The format is based on [Keep a Changelog](https://keepachangelog.com/en/1.0.0/),
and this project adheres to [Semantic Versioning](https://semver.org/spec/v2.0.0.html).

## [0.0.18]
- remove unnecessary prints
- - remove AnnData things for now

## [0.0.17]
- performance optimizations.
- remove all instances of `bit_vector` and `one_hot_vector` from the core crate + python bindings.
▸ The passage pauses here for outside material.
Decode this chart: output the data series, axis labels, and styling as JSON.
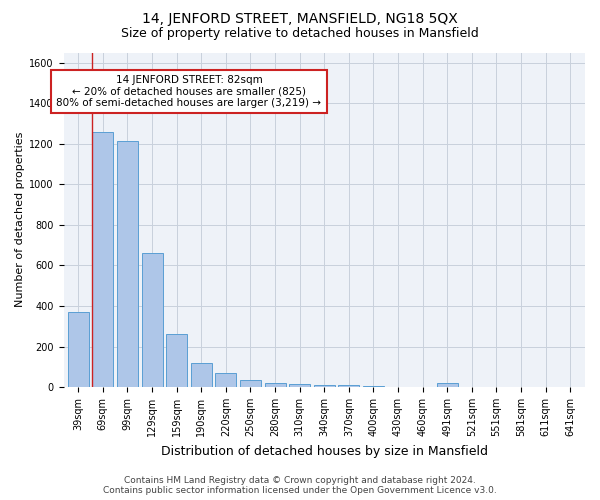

This is because it was going unused, and was causing a lot of unnecessary overhead; both computationally and in developer time.
- add `pad` function to the python bindings.
- updated the type stubs for the python bindings.

## [0.0.16]
- add ability to extract padding and unknown tokens from a tokenizer
- streamline and standardize the addition of padding and unknown tokens to tokenizer vocab if they dont exist
- introduce `rstest` for more robust and streamlined testing
- make the interface to the python bindings when giving regions more flexible by only requiring an object that can have a `chr`, `start`, and `end` attribute

## [0.0.15]
- bump everything to 0.0.15 to fix pypi issues

## [0.0.14]
- introduced concept of padding to the TreeTokenizer
- added basic padding capabilities to the TreeTokenizer
- exposed getters for the unknown and the padding token to the python bindings

## [0.0.13]
- update readmes
- typos

## [0.0.12]
- added more/better documentation

## [0.0.11]
- introduced concept of `TokenizedRegion`.
- `TokenizedRegion`s contain and `id`, `bit_vector`, and `one_hot_vector`.
- `TokenizedRegion`s are yielded by `TokenizedRegionSet`s.
- Added more magic methods to `TokenizedRegionSet` to make it more pythonic.
- More unit tests.

## [0.0.10]
- added .pyi stubs for type hinting inside IDEs

## [0.0.9]
- Fix bug that prevented unknown tokens from being yielded when tokenizing region sets.

## [0.0.8]
- Initial release of the `TreeTokenizer`  for tokenizing traditional region sets (bed files).